For the Fed, “refinancing borrowers is a nice ancillary benefit if it happens, but it’s not the main objective of another round” of quantitative easing, JPMorgan mortgage-bond analysts led by Matt Jozoff in New York wrote in an Oct. 29 report.
The central bank will probably introduce an unprecedented second round of unconventional monetary easing today by announcing a plan to buy at least $500 billion of long-term securities, according to 29 of 56 economists surveyed by Bloomberg News. All but three of the economists expect some plan for additional debt buying, with seven predicting $50 billion to $100 billion in monthly purchases without a specified total.
If the Fed surprises investors with a smaller-than- anticipated initiative, mortgage bonds may outperform Treasuries because it will add less relative demand for government debt and benchmark interest rates may rise, reducing the amount of homeowner refinancing that is moving debt from the central bank’s balance sheet to the market, Barclays analysts in New York led by Ajay Rajadhyaksha wrote in an Oct. 29 report.
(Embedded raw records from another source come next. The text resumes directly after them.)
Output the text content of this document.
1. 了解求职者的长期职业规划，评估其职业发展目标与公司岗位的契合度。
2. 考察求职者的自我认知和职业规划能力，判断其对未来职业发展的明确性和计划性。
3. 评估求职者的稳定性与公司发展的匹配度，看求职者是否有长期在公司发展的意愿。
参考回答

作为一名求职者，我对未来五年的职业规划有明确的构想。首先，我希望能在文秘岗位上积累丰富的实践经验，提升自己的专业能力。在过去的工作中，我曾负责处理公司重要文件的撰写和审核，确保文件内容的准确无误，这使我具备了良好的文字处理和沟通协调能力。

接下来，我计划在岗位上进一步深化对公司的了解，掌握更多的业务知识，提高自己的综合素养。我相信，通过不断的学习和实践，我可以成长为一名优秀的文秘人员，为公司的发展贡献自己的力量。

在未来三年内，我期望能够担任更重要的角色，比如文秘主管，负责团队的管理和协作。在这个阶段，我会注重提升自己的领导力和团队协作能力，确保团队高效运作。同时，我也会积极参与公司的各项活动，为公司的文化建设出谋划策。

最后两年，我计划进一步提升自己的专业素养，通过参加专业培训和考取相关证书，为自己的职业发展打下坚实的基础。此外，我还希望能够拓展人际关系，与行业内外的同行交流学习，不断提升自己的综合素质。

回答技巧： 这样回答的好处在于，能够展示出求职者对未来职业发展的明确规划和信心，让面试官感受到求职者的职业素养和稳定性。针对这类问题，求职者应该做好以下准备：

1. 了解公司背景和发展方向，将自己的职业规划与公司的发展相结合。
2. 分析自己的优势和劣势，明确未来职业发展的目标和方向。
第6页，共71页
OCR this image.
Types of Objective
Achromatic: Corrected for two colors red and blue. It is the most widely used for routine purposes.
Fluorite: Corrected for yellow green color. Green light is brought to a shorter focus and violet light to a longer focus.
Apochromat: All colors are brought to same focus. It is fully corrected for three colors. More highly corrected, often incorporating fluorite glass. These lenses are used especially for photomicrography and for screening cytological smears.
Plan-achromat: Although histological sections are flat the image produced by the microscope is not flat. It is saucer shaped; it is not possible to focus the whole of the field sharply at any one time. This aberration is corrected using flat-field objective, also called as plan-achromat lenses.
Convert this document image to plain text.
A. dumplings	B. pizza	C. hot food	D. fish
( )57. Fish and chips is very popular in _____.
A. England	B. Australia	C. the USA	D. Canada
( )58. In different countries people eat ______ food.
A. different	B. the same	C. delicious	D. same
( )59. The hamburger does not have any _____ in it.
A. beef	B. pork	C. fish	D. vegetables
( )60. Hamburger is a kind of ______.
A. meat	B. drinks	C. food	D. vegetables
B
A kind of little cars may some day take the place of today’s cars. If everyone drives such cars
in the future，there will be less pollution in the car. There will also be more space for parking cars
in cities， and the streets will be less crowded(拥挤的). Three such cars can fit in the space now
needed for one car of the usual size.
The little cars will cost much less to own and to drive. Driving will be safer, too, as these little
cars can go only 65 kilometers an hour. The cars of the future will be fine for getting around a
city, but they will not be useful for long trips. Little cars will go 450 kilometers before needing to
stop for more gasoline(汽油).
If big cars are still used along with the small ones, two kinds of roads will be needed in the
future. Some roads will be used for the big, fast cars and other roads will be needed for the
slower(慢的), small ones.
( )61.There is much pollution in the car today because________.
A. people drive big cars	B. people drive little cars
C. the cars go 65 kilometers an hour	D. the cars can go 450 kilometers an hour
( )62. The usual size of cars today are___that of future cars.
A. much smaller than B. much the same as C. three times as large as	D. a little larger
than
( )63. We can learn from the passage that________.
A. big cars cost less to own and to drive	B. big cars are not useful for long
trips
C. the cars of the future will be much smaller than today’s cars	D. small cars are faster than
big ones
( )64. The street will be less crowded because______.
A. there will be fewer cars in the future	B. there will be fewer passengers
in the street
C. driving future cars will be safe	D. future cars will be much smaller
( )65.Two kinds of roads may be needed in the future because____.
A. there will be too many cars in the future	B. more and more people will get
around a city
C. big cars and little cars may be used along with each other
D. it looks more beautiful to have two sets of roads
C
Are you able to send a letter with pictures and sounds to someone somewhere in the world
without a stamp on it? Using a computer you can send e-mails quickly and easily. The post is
Higher absolute yields may also “entice more banks” into mortgage securities, the JPMorgan analysts wrote. At the same time, recent climbs in interest rates are causing investors to begin to be concerned that mortgage securities will be repaid too slowly, rather than too quickly, and higher borrowing costs may spark more of that worry, they said.
If the central bank signals it may buy more than $600 billion of debt, the Fed may be forced to turn to securities aside from Treasuries because of a self-imposed limit in which it purchases no more than 35 percent of a particular issue, Nomura analysts led by Ohmsatya Ravi said. Agency mortgage securities would be “a natural choice,” they wrote Oct. 29.
The JPMorgan analysts also see an “increased possibility” the Fed may buy more mortgage securities because of the limit and because officials have indicated they will be watching mortgage-bond spreads. Still, the record failures of dealers to fulfill mortgage-bond sale contracts in a timely manner suggest the central bank may want to avoid further sapping supply from the market, they said.